Hoke followed an 11-2 first season by going 8-5 then 7-6. As the on-field product dwindled in quality, so did Hoke’s ability to bring in talent. His last two classes ranked just 27th and 35th nationally. 

Meanwhile, Meyer has signed the No. 1 class in the Big Ten all four years since he was hired (Jim Tressel’s last class was No. 1, too), averaging a top-five national ranking the last four years. 

While the stars of Michigan’s talented defense were Hoke recruits, the offense was also a reflection of where he fell short. 

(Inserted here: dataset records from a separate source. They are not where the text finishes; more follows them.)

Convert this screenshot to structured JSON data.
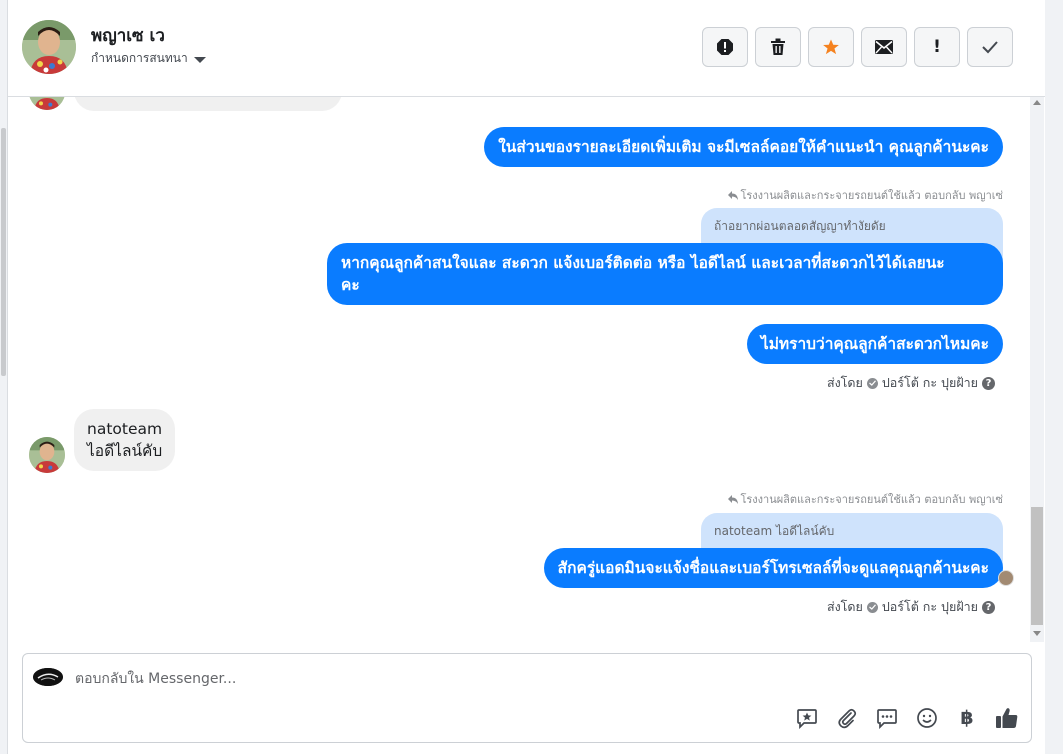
{
  "header": {
    "contact_name": "พญาเซ เว",
    "assign_label": "กำหนดการสนทนา",
    "actions": [
      "spam-icon",
      "trash-icon",
      "star-icon",
      "mail-icon",
      "exclamation-icon",
      "check-icon"
    ],
    "action_text": {
      "exclamation": "!"
    }
  },
  "messages": {
    "m1": "ในส่วนของรายละเอียดเพิ่มเติม จะมีเซลล์คอยให้คำแนะนำ คุณลูกค้านะคะ",
    "reply1_note": "โรงงานผลิตและกระจายรถยนต์ใช้แล้ว ตอบกลับ พญาเซ่",
    "quote1": "ถ้าอยากผ่อนตลอดสัญญาทำงัยดัย",
    "m2_line1": "หากคุณลูกค้าสนใจและ สะดวก แจ้งเบอร์ติดต่อ หรือ ไอดีไลน์ และเวลาที่สะดวกไว้ได้เลยนะ",
    "m2_line2": "คะ",
    "m3": "ไม่ทราบว่าคุณลูกค้าสะดวกไหมคะ",
    "sent_by1": "ส่งโดย",
    "sender1": "ปอร์โต้ กะ ปุยฝ้าย",
    "in_line1": "natoteam",
    "in_line2": "ไอดีไลน์คับ",
    "reply2_note": "โรงงานผลิตและกระจายรถยนต์ใช้แล้ว ตอบกลับ พญาเซ่",
    "quote2": "natoteam ไอดีไลน์คับ",
    "m4": "สักครู่แอดมินจะแจ้งชื่อและเบอร์โทรเซลล์ที่จะดูแลคุณลูกค้านะคะ",
    "sent_by2": "ส่งโดย",
    "sender2": "ปอร์โต้ กะ ปุยฝ้าย"
  },
  "composer": {
    "placeholder": "ตอบกลับใน Messenger...",
    "tools": [
      "saved-reply-icon",
      "attachment-icon",
      "chat-icon",
      "emoji-icon",
      "baht-icon",
      "like-icon"
    ],
    "baht_symbol": "฿"
  },
  "colors": {
    "outgoing": "#0a7cff",
    "incoming": "#f0f0f0",
    "quote": "#cfe3fc",
    "star": "#f5821f"
  }
}
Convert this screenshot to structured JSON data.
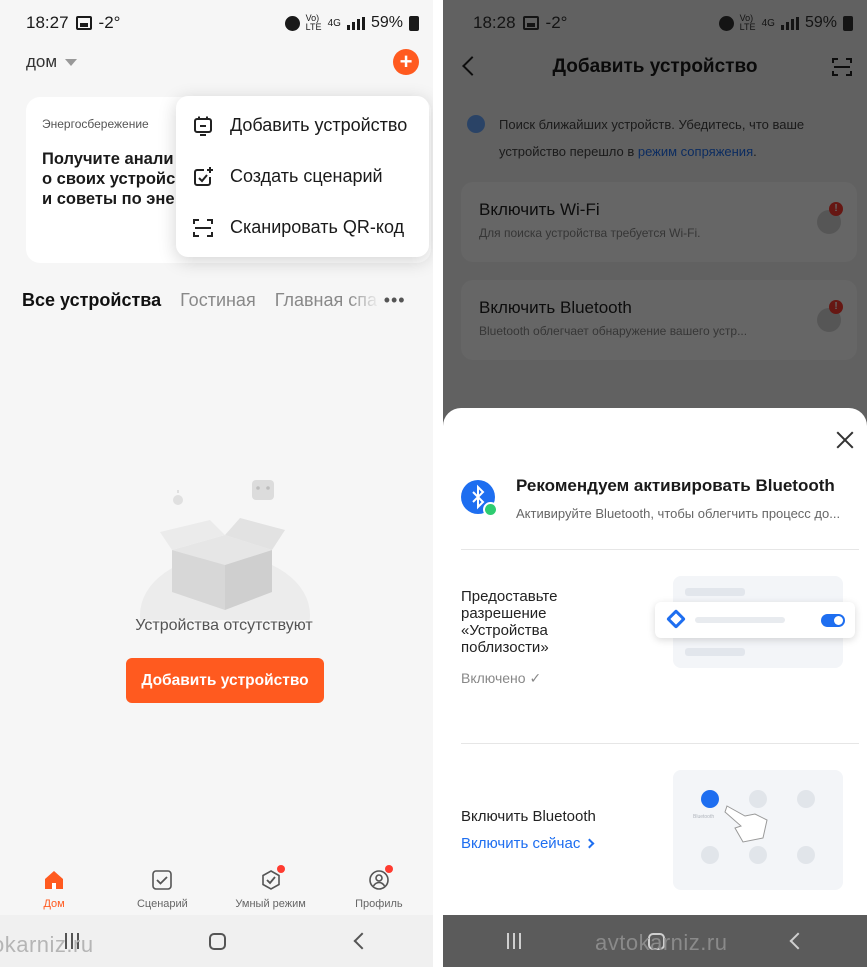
{
  "left": {
    "status": {
      "time": "18:27",
      "temp": "-2°",
      "battery": "59%",
      "net_top": "Vo)",
      "net_bottom": "LTE",
      "signal": "4G"
    },
    "home": {
      "label": "дом"
    },
    "energy_card": {
      "tag": "Энергосбережение",
      "title_lines": [
        "Получите анали",
        "о своих устройс",
        "и советы по эне"
      ]
    },
    "menu": {
      "items": [
        {
          "label": "Добавить устройство",
          "icon": "add-device-icon"
        },
        {
          "label": "Создать сценарий",
          "icon": "create-scene-icon"
        },
        {
          "label": "Сканировать QR-код",
          "icon": "qr-scan-icon"
        }
      ]
    },
    "rooms": {
      "active": "Все устройства",
      "tabs": [
        "Гостиная",
        "Главная спа"
      ],
      "more": "•••"
    },
    "empty": {
      "text": "Устройства отсутствуют",
      "button": "Добавить устройство"
    },
    "tabbar": {
      "items": [
        {
          "label": "Дом",
          "icon": "home-icon",
          "active": true,
          "badge": false
        },
        {
          "label": "Сценарий",
          "icon": "scene-icon",
          "active": false,
          "badge": false
        },
        {
          "label": "Умный режим",
          "icon": "smart-mode-icon",
          "active": false,
          "badge": true
        },
        {
          "label": "Профиль",
          "icon": "profile-icon",
          "active": false,
          "badge": true
        }
      ]
    },
    "watermark": "okarniz.ru"
  },
  "right": {
    "status": {
      "time": "18:28",
      "temp": "-2°",
      "battery": "59%",
      "net_top": "Vo)",
      "net_bottom": "LTE",
      "signal": "4G"
    },
    "nav": {
      "title": "Добавить устройство"
    },
    "search_hint": {
      "text": "Поиск ближайших устройств. Убедитесь, что ваше устройство перешло в ",
      "link": "режим сопряжения",
      "tail": "."
    },
    "steps": [
      {
        "title": "Включить Wi-Fi",
        "subtitle": "Для поиска устройства требуется Wi-Fi.",
        "icon": "wifi-icon"
      },
      {
        "title": "Включить Bluetooth",
        "subtitle": "Bluetooth облегчает обнаружение вашего устр...",
        "icon": "bluetooth-icon"
      }
    ],
    "sheet": {
      "title": "Рекомендуем активировать Bluetooth",
      "subtitle": "Активируйте Bluetooth, чтобы облегчить процесс до...",
      "permission": {
        "title_lines": [
          "Предоставьте",
          "разрешение",
          "«Устройства",
          "поблизости»"
        ],
        "status": "Включено ✓"
      },
      "bluetooth": {
        "title": "Включить Bluetooth",
        "link": "Включить сейчас"
      },
      "illus_label": "Bluetooth"
    },
    "watermark": "avtokarniz.ru"
  },
  "colors": {
    "accent": "#ff5a1f",
    "link": "#1e6ef0",
    "badge": "#ff3b30"
  }
}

Despite an emphasis on recruiting offensive linemen, Michigan wasn’t able to consistently open holes against most of the better teams it faced, failing to reach triple digits in rushing yards against Utah, Michigan State, Penn State and Ohio State. 


Hoke recruits Amara Darboh, Jehu Chesson and Jake Butt had career years as pass catchers, but it took a quarterback (Jake Rudock) brought in by Harbaugh for them to accomplish that. 

Harbaugh signed a small class on his first signing day last February, and he is working on what looks like a good one for the 2016 cycle. 

He also had the Wolverines appearing to play with more confidence for most of his first season in Ann Arbor, a swagger win-starved fans embraced and an attitude that served the players well for most of the fall. 

At least until Nov. 28, when the bullies got bullied by the Scarlet and Gray — again. 

Harbaugh became only the third Michigan coach to lose his debut against Ohio State, but no one in Columbus is taking for granted the challenge he presents for future editions of The Game. 

Meyer admitted his program would have faced "dire straits" if it closed the season with losses to the Spartans and Wolverines back to back, and he noted how impressed he was with the Michigan team he saw on film. 

He even credited Michigan’s improvement with helping his team get refocused quickly after losing to MSU. 


“It’s all who you’re going against, too,” Meyer said. “I want to make clear: I think one of the reasons why (we) practiced and got refocused so quickly is because of the respect (we) have for their opponent and that is an excellent football team and very good personnel — excellent personnel. 

“To do that against them makes it even extra special.”

Ultimately, Michigan went 2-2 against ranked teams but lost both of its rivalry games (both at home). 

The Wolverines were 3-3 against teams with winning records and 6-0 against ones that finished the regular season at .500 or worse. 

Through 12 games this season, they have averaged nearly 10 more points and more than 50 more yards per game than they did in 2014, and a defense that was already good got better. 

Just not good enough yet. 

"We got beat, didn’t play well enough in the game to win it,” Harbaugh said Saturday. “We’ll regroup and come back with the same drive and aspirations that we’ve had."